Bitcoin Mining and Its Impact on Environment
The burgeoning mining industry has drawn criticism for its harmful impact on the environment. Crypto mining activities in China have been especially condemned due to the country’s reliance on coal power. The last few months have seen local authorities in Xinjiang, Sichuan and Inner Mongolia suspend electricity supply to mining operations in a sign of hardening stance against the sector.
However, Cambridge researcher Michael Rauchs opines that its difficult to determine the contribution of different energy sources to Bitcoin mining. His data shows that hydropower-rich provinces like Sichuan witnessed a heavy influx of miners during the rainy season. Consequently, the overall mining power in China increased from 14.9% at the beginning of rains to 61.1% during peak season. At the same time, Xinjiang’s share plunged from 55.1% to 9.6%.

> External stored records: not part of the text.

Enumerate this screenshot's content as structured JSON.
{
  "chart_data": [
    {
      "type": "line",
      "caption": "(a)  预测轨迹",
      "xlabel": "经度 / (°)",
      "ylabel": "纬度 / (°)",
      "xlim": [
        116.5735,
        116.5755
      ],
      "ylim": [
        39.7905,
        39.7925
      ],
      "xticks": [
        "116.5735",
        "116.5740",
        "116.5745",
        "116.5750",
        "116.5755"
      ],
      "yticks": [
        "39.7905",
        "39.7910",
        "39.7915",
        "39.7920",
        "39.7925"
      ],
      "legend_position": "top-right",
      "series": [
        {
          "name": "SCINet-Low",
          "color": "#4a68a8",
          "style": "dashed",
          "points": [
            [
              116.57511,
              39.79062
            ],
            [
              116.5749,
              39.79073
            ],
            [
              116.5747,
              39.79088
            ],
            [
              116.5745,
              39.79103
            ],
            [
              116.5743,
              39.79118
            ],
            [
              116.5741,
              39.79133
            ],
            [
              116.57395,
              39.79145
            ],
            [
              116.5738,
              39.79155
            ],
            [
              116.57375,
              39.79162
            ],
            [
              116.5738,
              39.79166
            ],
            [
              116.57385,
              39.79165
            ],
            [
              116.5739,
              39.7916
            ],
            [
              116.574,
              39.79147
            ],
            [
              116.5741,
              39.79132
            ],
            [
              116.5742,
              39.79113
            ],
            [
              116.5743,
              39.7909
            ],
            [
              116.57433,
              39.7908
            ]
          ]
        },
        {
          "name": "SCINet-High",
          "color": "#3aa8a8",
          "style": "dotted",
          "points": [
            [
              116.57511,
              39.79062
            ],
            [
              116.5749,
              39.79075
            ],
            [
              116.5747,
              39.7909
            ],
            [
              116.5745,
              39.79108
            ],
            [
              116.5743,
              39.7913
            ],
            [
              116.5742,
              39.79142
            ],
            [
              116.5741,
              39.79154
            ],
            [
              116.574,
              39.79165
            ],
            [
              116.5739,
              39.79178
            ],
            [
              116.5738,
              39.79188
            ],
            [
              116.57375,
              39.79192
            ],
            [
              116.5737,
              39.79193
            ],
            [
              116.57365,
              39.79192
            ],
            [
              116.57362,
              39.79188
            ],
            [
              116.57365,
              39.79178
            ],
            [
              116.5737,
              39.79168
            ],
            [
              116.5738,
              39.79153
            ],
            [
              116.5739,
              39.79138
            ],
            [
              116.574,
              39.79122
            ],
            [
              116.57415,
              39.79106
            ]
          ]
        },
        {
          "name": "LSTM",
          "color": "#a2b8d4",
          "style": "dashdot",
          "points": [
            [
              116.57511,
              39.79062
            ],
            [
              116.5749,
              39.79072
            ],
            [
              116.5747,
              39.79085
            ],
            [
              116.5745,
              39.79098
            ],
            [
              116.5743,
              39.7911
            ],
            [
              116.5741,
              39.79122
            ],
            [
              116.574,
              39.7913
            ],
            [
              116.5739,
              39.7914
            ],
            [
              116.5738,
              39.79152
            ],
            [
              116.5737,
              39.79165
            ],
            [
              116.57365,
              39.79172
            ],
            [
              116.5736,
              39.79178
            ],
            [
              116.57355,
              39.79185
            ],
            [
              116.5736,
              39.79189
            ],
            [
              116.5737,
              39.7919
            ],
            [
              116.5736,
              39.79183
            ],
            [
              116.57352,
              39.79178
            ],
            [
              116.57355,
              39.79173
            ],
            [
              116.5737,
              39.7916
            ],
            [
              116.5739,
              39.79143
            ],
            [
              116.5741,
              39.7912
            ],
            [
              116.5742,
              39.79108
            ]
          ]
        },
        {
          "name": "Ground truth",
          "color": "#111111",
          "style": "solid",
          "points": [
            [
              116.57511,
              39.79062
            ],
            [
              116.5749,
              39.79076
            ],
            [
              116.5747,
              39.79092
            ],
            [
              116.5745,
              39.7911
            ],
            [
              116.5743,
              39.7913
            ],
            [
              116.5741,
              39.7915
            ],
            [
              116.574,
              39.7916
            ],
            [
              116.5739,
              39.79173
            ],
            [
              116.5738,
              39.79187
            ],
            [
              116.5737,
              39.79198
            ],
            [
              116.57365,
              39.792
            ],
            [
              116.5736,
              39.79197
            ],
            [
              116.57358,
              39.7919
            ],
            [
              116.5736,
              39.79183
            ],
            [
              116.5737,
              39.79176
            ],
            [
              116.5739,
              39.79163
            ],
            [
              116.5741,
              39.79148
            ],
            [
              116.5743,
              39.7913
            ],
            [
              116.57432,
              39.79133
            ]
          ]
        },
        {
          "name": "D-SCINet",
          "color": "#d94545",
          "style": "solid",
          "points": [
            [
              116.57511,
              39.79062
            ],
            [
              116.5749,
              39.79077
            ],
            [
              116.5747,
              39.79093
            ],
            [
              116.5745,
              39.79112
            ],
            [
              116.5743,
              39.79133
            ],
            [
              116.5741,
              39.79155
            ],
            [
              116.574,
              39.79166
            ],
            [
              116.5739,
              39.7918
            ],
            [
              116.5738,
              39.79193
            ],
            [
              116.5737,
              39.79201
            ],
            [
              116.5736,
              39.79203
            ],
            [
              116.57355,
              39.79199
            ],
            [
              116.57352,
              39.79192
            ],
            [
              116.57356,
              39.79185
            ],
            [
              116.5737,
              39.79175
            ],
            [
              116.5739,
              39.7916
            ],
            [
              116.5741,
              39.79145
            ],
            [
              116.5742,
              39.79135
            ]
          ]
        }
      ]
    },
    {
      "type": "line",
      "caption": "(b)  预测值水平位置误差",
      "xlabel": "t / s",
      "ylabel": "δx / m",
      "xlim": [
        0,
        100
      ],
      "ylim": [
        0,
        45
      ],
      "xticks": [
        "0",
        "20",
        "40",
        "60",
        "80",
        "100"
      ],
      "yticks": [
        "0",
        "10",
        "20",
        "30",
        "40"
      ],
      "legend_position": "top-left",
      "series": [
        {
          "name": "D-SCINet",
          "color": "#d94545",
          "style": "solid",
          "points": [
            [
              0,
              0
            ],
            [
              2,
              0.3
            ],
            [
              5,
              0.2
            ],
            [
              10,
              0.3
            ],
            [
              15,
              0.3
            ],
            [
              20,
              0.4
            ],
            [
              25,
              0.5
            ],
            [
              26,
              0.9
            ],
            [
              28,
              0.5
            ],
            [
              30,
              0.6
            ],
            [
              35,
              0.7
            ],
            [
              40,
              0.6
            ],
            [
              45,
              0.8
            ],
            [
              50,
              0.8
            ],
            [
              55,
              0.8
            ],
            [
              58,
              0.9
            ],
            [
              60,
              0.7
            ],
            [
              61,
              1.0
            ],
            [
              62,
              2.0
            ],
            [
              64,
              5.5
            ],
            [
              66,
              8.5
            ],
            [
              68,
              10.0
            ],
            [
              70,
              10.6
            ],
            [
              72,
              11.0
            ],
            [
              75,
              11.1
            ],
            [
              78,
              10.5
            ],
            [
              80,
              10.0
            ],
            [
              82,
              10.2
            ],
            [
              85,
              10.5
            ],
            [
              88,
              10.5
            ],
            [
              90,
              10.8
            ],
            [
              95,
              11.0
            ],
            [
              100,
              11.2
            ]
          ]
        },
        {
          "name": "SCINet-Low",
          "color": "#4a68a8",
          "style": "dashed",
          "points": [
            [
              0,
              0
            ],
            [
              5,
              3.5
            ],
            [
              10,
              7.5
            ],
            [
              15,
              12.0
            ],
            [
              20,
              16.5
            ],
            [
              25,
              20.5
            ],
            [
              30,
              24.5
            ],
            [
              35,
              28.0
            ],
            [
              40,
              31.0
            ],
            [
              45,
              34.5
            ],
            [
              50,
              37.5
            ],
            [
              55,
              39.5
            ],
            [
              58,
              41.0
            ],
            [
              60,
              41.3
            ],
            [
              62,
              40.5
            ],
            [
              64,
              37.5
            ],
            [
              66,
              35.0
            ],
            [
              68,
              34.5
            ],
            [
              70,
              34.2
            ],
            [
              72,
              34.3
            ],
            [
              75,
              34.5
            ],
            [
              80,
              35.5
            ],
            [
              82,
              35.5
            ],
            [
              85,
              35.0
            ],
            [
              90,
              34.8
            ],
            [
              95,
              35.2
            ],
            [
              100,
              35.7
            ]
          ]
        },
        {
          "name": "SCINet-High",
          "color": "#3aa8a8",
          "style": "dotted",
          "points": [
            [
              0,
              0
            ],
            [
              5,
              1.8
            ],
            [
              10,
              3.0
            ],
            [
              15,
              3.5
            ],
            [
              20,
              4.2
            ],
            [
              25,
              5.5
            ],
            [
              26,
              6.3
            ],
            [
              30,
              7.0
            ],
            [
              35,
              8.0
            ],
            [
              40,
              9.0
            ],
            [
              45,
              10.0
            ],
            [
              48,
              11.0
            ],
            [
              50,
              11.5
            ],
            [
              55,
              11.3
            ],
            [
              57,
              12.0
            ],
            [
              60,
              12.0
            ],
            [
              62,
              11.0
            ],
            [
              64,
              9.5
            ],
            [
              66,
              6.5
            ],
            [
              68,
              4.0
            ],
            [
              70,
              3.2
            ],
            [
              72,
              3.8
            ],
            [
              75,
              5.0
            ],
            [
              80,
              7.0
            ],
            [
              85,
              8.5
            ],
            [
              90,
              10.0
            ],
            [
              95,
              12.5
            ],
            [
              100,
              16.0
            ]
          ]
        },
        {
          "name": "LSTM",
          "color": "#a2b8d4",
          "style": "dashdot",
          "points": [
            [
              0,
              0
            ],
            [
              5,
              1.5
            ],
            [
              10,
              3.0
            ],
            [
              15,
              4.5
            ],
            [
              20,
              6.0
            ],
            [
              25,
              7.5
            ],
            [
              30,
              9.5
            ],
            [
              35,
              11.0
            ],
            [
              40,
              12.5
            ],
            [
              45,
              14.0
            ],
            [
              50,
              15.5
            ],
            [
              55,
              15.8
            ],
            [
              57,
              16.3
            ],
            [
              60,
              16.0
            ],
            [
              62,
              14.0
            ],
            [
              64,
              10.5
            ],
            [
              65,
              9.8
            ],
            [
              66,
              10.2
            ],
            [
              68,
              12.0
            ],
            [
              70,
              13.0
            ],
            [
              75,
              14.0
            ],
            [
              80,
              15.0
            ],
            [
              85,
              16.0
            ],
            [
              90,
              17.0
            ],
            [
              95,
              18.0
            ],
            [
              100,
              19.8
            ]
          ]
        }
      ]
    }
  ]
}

Bitcoin’s image as a futuristic asset has suffered a great blow in the last few months as more investors have prioritized sustainable and ethical models of business. In May, the primary cryptocurrency lost half its value after Elon Musk declared that Tesla would stop taking BTC payments until miners transition to green energy resources. Later in June, Musk tweeted that he would reconsider Bitcoin at Tesla if miners confirm sufficient usage of renewable energy.